03: OCI ‐ Tenancy ‐ Region ‐ AD ‐ FD - pavankumarchittajallu/OCI_DOC GitHub Wiki

1. Tenancy

  • A tenancy in the Oracle Cloud account acts as a secure, isolated container where you create and manage all your cloud resources (e.g., compute instances, storage, networks).
  • It is the organization’s "home" in Oracle Cloud.
  • Created automatically when you sign up for Oracle Cloud Infrastructure (OCI).

Key Features:

  1. Root compartment for organizing resources.
  2. Tied to a single subscription (usually one per organization).
  3. Use compartments to group resources (e.g., by team, project).

2. Region

  • A region is a geographic area where Oracle hosts its cloud infrastructure (e.g., Mumbai, London, Tokyo).
  • Regions are independent of each other and separated by large distances.

Purpose:

  1. Data residency (compliance with local laws).
  2. Disaster recovery (host resources in multiple regions).

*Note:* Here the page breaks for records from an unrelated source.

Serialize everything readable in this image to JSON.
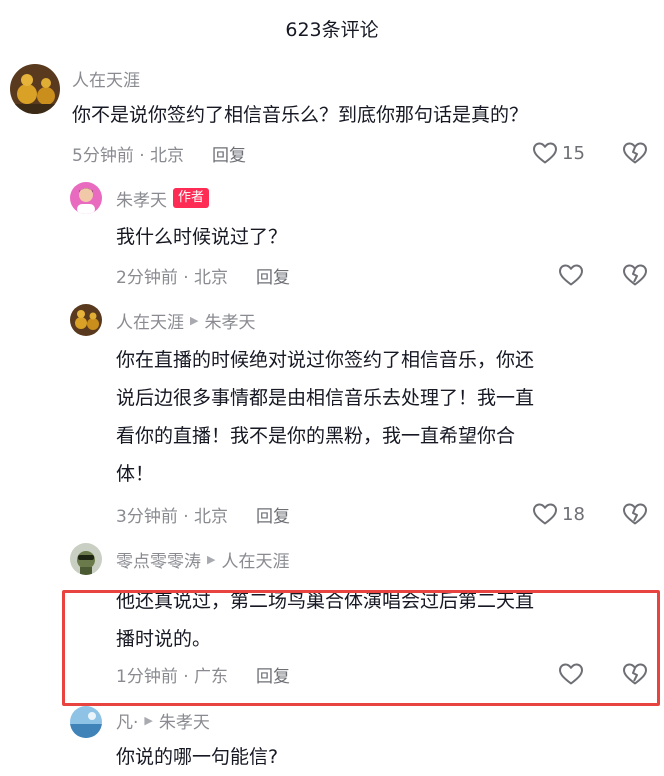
{
  "header": {
    "title": "623条评论"
  },
  "comments": [
    {
      "user": "人在天涯",
      "text": "你不是说你签约了相信音乐么？到底你那句话是真的？",
      "meta": "5分钟前 · 北京",
      "reply_label": "回复",
      "likes": "15"
    },
    {
      "user": "朱孝天",
      "badge": "作者",
      "text": "我什么时候说过了？",
      "meta": "2分钟前 · 北京",
      "reply_label": "回复",
      "likes": ""
    },
    {
      "user": "人在天涯",
      "reply_to": "朱孝天",
      "text_lines": [
        "你在直播的时候绝对说过你签约了相信音乐，你还",
        "说后边很多事情都是由相信音乐去处理了！我一直",
        "看你的直播！我不是你的黑粉，我一直希望你合",
        "体！"
      ],
      "meta": "3分钟前 · 北京",
      "reply_label": "回复",
      "likes": "18"
    },
    {
      "user": "零点零零涛",
      "reply_to": "人在天涯",
      "text_lines": [
        "他还真说过，第二场鸟巢合体演唱会过后第二天直",
        "播时说的。"
      ],
      "meta": "1分钟前 · 广东",
      "reply_label": "回复",
      "likes": ""
    },
    {
      "user": "凡·",
      "reply_to": "朱孝天",
      "text": "你说的哪一句能信?"
    }
  ],
  "icons": {
    "like": "heart-outline-icon",
    "dislike": "broken-heart-icon",
    "reply_arrow": "triangle-right-icon"
  },
  "colors": {
    "badge": "#fe2c55",
    "highlight": "#e8433f"
  }
}
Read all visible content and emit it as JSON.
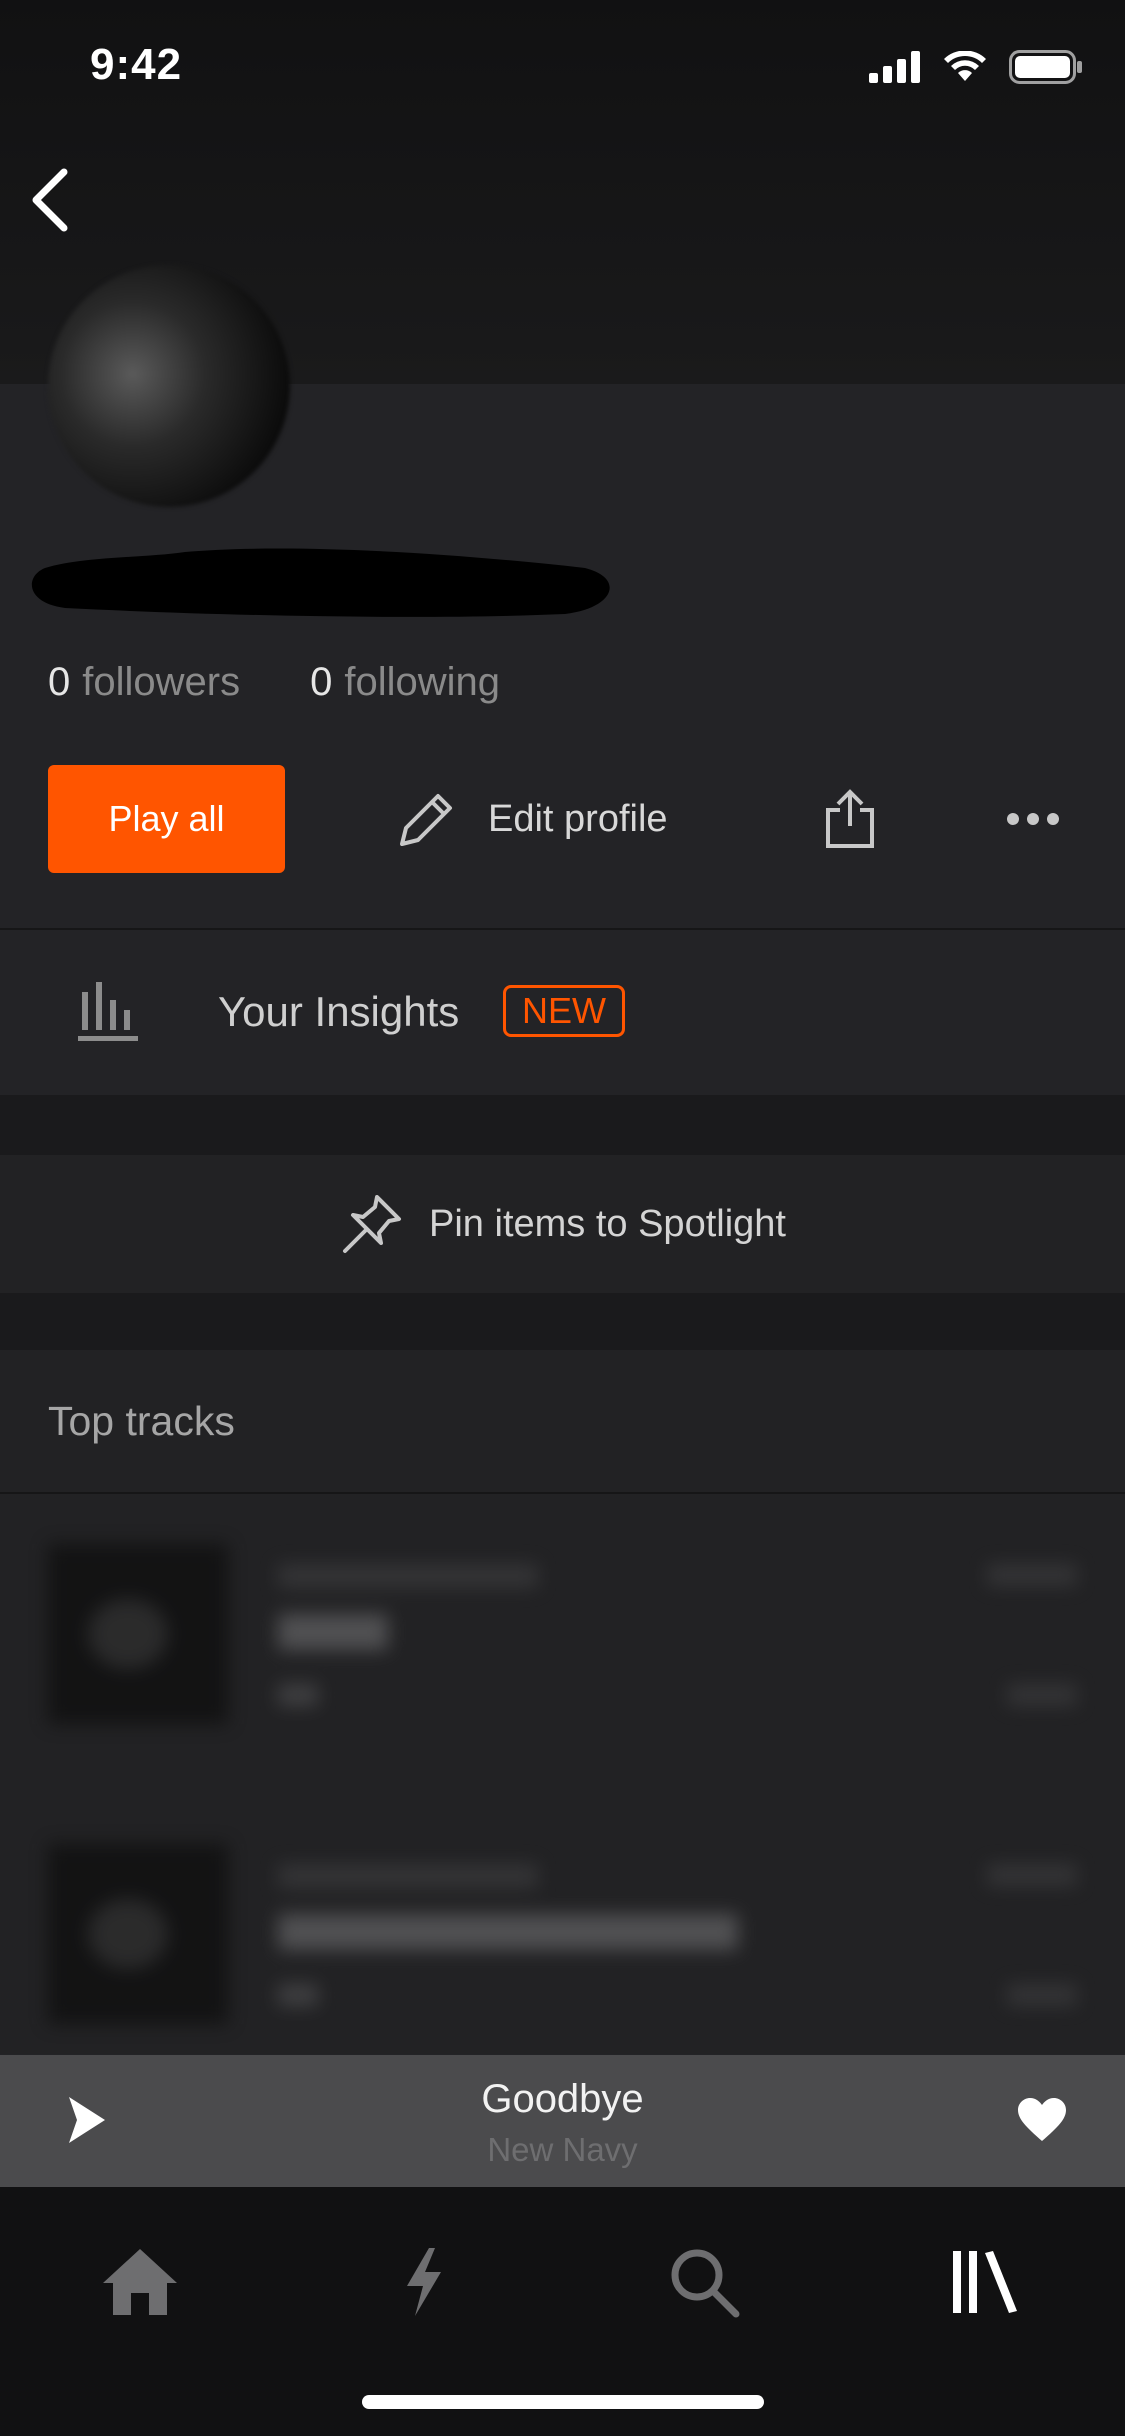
{
  "status_bar": {
    "time": "9:42"
  },
  "header": {
    "back_icon": "chevron-left-icon"
  },
  "profile": {
    "followers_count": "0",
    "followers_label": "followers",
    "following_count": "0",
    "following_label": "following"
  },
  "actions": {
    "play_all_label": "Play all",
    "edit_profile_label": "Edit profile",
    "share_icon": "share-icon",
    "more_icon": "more-icon"
  },
  "insights": {
    "label": "Your Insights",
    "badge": "NEW"
  },
  "spotlight": {
    "label": "Pin items to Spotlight"
  },
  "top_tracks": {
    "title": "Top tracks"
  },
  "mini_player": {
    "title": "Goodbye",
    "artist": "New Navy"
  },
  "tab_bar": {
    "tabs": [
      {
        "icon": "home-icon"
      },
      {
        "icon": "stream-icon"
      },
      {
        "icon": "search-icon"
      },
      {
        "icon": "library-icon"
      }
    ]
  },
  "colors": {
    "accent": "#ff5500",
    "background": "#232326",
    "mini_player_bg": "#4b4b4d",
    "tab_bar_bg": "#111112"
  }
}
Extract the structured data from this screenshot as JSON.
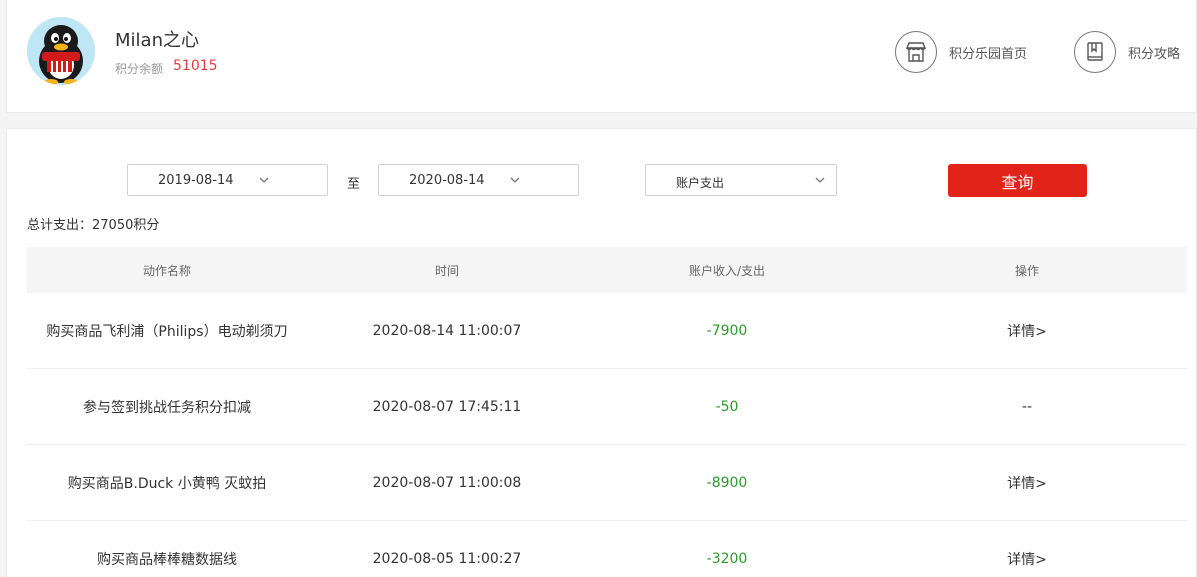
{
  "profile": {
    "username": "Milan之心",
    "balance_label": "积分余额",
    "balance_value": "51015"
  },
  "top_links": {
    "home_label": "积分乐园首页",
    "guide_label": "积分攻略"
  },
  "filters": {
    "start_date": "2019-08-14",
    "to_label": "至",
    "end_date": "2020-08-14",
    "type_selected": "账户支出",
    "query_label": "查询"
  },
  "summary": {
    "total_text": "总计支出：27050积分"
  },
  "table": {
    "headers": [
      "动作名称",
      "时间",
      "账户收入/支出",
      "操作"
    ],
    "rows": [
      {
        "action": "购买商品飞利浦（Philips）电动剃须刀",
        "time": "2020-08-14 11:00:07",
        "amount": "-7900",
        "op": "详情>"
      },
      {
        "action": "参与签到挑战任务积分扣减",
        "time": "2020-08-07 17:45:11",
        "amount": "-50",
        "op": "--"
      },
      {
        "action": "购买商品B.Duck 小黄鸭 灭蚊拍",
        "time": "2020-08-07 11:00:08",
        "amount": "-8900",
        "op": "详情>"
      },
      {
        "action": "购买商品棒棒糖数据线",
        "time": "2020-08-05 11:00:27",
        "amount": "-3200",
        "op": "详情>"
      }
    ]
  },
  "colors": {
    "accent_red": "#e2231a",
    "amount_green": "#2a9a2a",
    "balance_red": "#e4393c"
  }
}
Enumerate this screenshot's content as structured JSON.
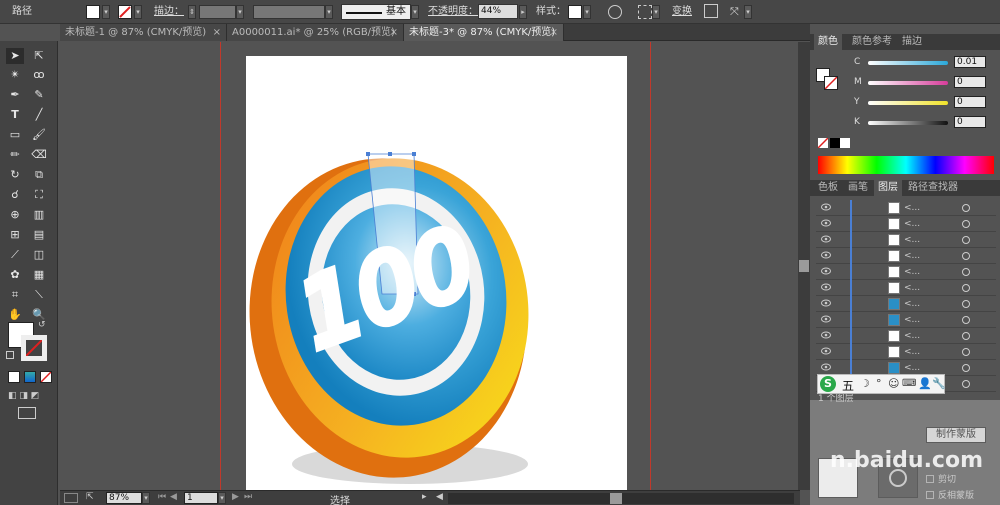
{
  "control_bar": {
    "selection_type": "路径",
    "stroke_label": "描边：",
    "stroke_style": "基本",
    "opacity_label": "不透明度：",
    "opacity_value": "44%",
    "style_label": "样式：",
    "transform_label": "变换"
  },
  "tabs": [
    {
      "label": "未标题-1 @ 87% (CMYK/预览)",
      "close": "×"
    },
    {
      "label": "A0000011.ai* @ 25% (RGB/预览)",
      "close": "×"
    },
    {
      "label": "未标题-3* @ 87% (CMYK/预览)",
      "close": "×"
    }
  ],
  "color_panel": {
    "tabs": [
      "颜色",
      "颜色参考",
      "描边"
    ],
    "channels": [
      {
        "name": "C",
        "value": "0.01",
        "color": "#2aa7d8"
      },
      {
        "name": "M",
        "value": "0",
        "color": "#d63c9a"
      },
      {
        "name": "Y",
        "value": "0",
        "color": "#f0e22a"
      },
      {
        "name": "K",
        "value": "0",
        "color": "#111111"
      }
    ]
  },
  "layers_panel": {
    "tabs": [
      "色板",
      "画笔",
      "图层",
      "路径查找器"
    ],
    "rows": [
      {
        "name": "<...",
        "thumb": "#ffffff"
      },
      {
        "name": "<...",
        "thumb": "#ffffff"
      },
      {
        "name": "<...",
        "thumb": "#ffffff"
      },
      {
        "name": "<...",
        "thumb": "#ffffff"
      },
      {
        "name": "<...",
        "thumb": "#ffffff"
      },
      {
        "name": "<...",
        "thumb": "#ffffff"
      },
      {
        "name": "<...",
        "thumb": "#2a8fc6"
      },
      {
        "name": "<...",
        "thumb": "#2a8fc6"
      },
      {
        "name": "<...",
        "thumb": "#ffffff"
      },
      {
        "name": "<...",
        "thumb": "#ffffff"
      },
      {
        "name": "<...",
        "thumb": "#2a8fc6"
      },
      {
        "name": "<...",
        "thumb": "#f0a020"
      }
    ],
    "count_label": "1 个图层"
  },
  "transparency": {
    "make_mask_button": "制作蒙版",
    "clip_label": "剪切",
    "invert_label": "反相蒙版"
  },
  "ime": {
    "label": "五"
  },
  "watermark_text": "n.baidu.com",
  "status_bar": {
    "zoom": "87%",
    "page": "1",
    "tool": "选择"
  },
  "artwork": {
    "text": "100",
    "colors": {
      "orange": "#ef8a1a",
      "yellow": "#f7d81a",
      "blue": "#1c8fc8",
      "light_blue": "#9fd3ee",
      "shadow": "#d6d6d6"
    }
  }
}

Example: If you deploy resources in the Mumbai region, they are physically stored in Oracle’s data centers in India.


3. Availability Domain (AD)

  • An availability domain (AD) is one or more data centers within a region.
  • Each region has 3 ADs for redundancy.
  • ADs are isolated but connected via low-latency networks.

Purpose: High availability: Deploy resources across ADs to survive data center failures.

Example: Hosting a database in AD1 and a backup in AD2 within the same region.


4. Fault Domain (FD)

  • A fault domain (FD) is a logical group of hardware (servers, storage) within an AD.
  • Each AD has 3 FDs.
  • FDs protect against hardware failures (e.g., power supply, rack issues).

Purpose: Distribute resources across FDs to avoid single points of failure.

Example: Placing two VM instances in FD1 and FD2 ensures one survives a hardware crash.